In a word, I think blogging is good for me, so I look forward to doing more of it, seeing it as an intentional practice that helps me and my writing. It’s good, I think, to have a format and forum that force me to check in with myself, as it were, to see how I’m “really” doing from one day to the next. In my teaching, I encourage my students to practice a three-step process of inquiry in their reading and research: first, notice what you see (the art of observation); next, ask questions (the art of inquiry); and third, explore potential answers to the questions you’ve posed (the art of hypothesis). What I do here in my blogging is a combination of all three, tossed with a dollop of contemplative self-reflection: the art of inside.

This is a lightly edited version of part of yesterday’s hand-scribbled journal entry: proof that blogging and journal-keeping aren’t always at opposite sides of the writing spectrum.

Just a note

One of the things I’ve missed during the past two busier-than-usual months has been having time to blog more regularly. On the one hand, I’ve missed being able to write long, carefully crafted posts: posts long enough to let my writer’s-mind wander off leash until it sniffs up something meaty to savor. The whole reason I started blogging, after all, was to give my writer’s-mind such a place to roam, so it bothers me when I’m too busy with other things to devote the time here I feel my writing deserves. After two months of such blog-neglect, my writer’s-mind starts to chafe at its chain: “Let me loose, already!”

Chris was here

But over these past two busier-than-usual months, I’ve also missed having the time, opportunity, and energy to post “early and often,” offering what I’ve previously called “postcard” entries–a quick picture along with a sentence or two–as a simple way of saying “I’m still here!” Although my writer’s-mind feels caged and cagey if I over-rely upon picture postcards to feed the blog, I’ve come to see a genuine value to these quickie posts . They keep Hoarded Ordinaries warm, so to speak, by keeping a virtual light on.

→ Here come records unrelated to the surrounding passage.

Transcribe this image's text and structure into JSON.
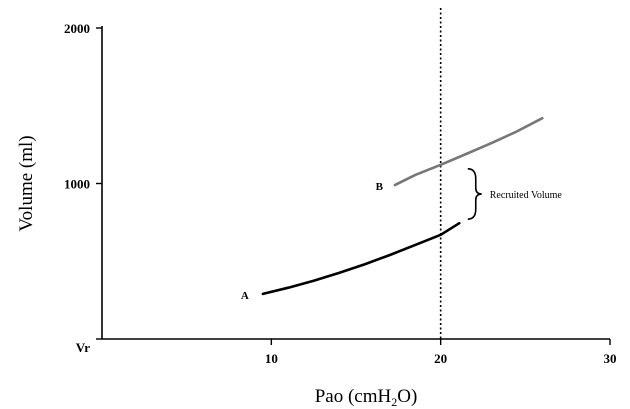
{
  "chart_data": {
    "type": "line",
    "xlabel": "Pao (cmH",
    "xlabel_sub": "2",
    "xlabel_end": "O)",
    "ylabel": "Volume (ml)",
    "xlim": [
      0,
      30
    ],
    "ylim": [
      0,
      2000
    ],
    "x_ticks": [
      {
        "value": 10,
        "label": "10"
      },
      {
        "value": 20,
        "label": "20"
      },
      {
        "value": 30,
        "label": "30"
      }
    ],
    "y_ticks": [
      {
        "value": 0,
        "label": "Vr"
      },
      {
        "value": 1000,
        "label": "1000"
      },
      {
        "value": 2000,
        "label": "2000"
      }
    ],
    "series": [
      {
        "name": "A",
        "color": "#000000",
        "x": [
          9.5,
          11,
          12.5,
          14,
          15.5,
          17,
          18.5,
          20,
          21.1
        ],
        "y": [
          290,
          330,
          375,
          425,
          480,
          540,
          605,
          670,
          745
        ]
      },
      {
        "name": "B",
        "color": "#777777",
        "x": [
          17.3,
          18.5,
          20,
          21.5,
          23,
          24.5,
          26
        ],
        "y": [
          990,
          1055,
          1120,
          1190,
          1260,
          1335,
          1420
        ]
      }
    ],
    "vline": {
      "x": 20,
      "style": "dotted"
    },
    "annotation": {
      "text": "Recruited Volume",
      "x": 21.6,
      "y_from": 745,
      "y_to": 1120
    },
    "grid": false,
    "legend": "none"
  }
}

Even when I don’t have time to socialize, I can pop in every now and then to let you know I’m still standing: “The weather is beautiful; wish you were here!”

When I first separated from my ex-husband, I spent a week or so sharing wordless postcards: my way of checking in even when I had nothing I wanted to say. At the time, an out-of-state friend told me she’d check the blog every few days just to make sure I was still “around” even when I didn’t have the time, energy, or wherewithal to email, like checking to make sure an elderly neighbor’s lights turned on and off at the proper times: signs of life.

Storm-tossed

This morning, Leslee announced that she’s thinking of participating in NaBloPoMo: National Blog Posting Month, a shared endeavor by bloggers to post every day for a month. Like Leslee, I’m not ready to make a definite commitment: I wouldn’t want to make a promise I can’t keep, and although November will be less busy than October was, it won’t exactly be leisurely. But I find it interesting that Leslee, on the eve of NaBloPoMo, has starting blogging mini-posts she calls Nubbins: two or three lines of prose that serve the same function as postcards. Could it be that the philosophy of “early and often” is in the autumnal air as folks in my corner of the blogosphere realize that in darkening days, it’s more important than ever to keep your lights on?

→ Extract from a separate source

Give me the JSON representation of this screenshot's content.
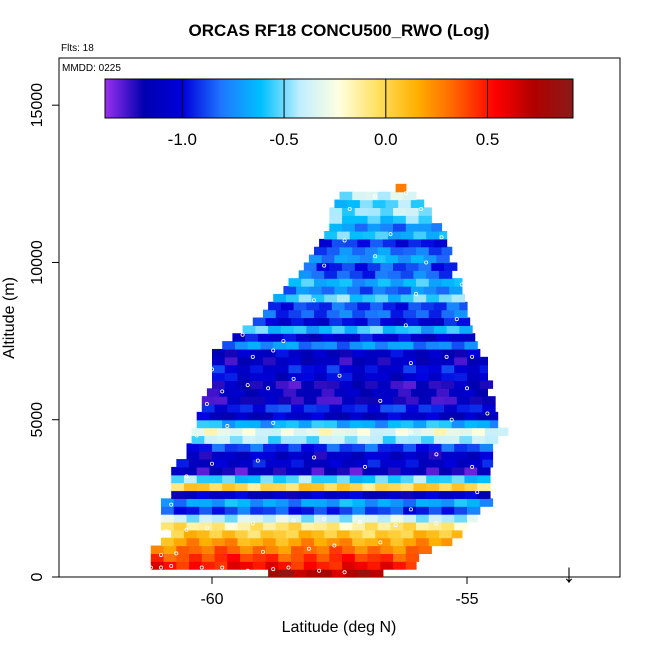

And so, I hope to be blogging more regularly now that November is here, realizing in retrospect that sometimes your writer’s-mind surprises you when it tugs free from its leash on a day when you thought you didn’t have time for a proper stroll. Sometimes, when you sit down to write just a note, your lines grow longer and more leisurely, and before you know it, you have an entire letter, ripe to share. What better time than November to commit oneself to such a daily harvest?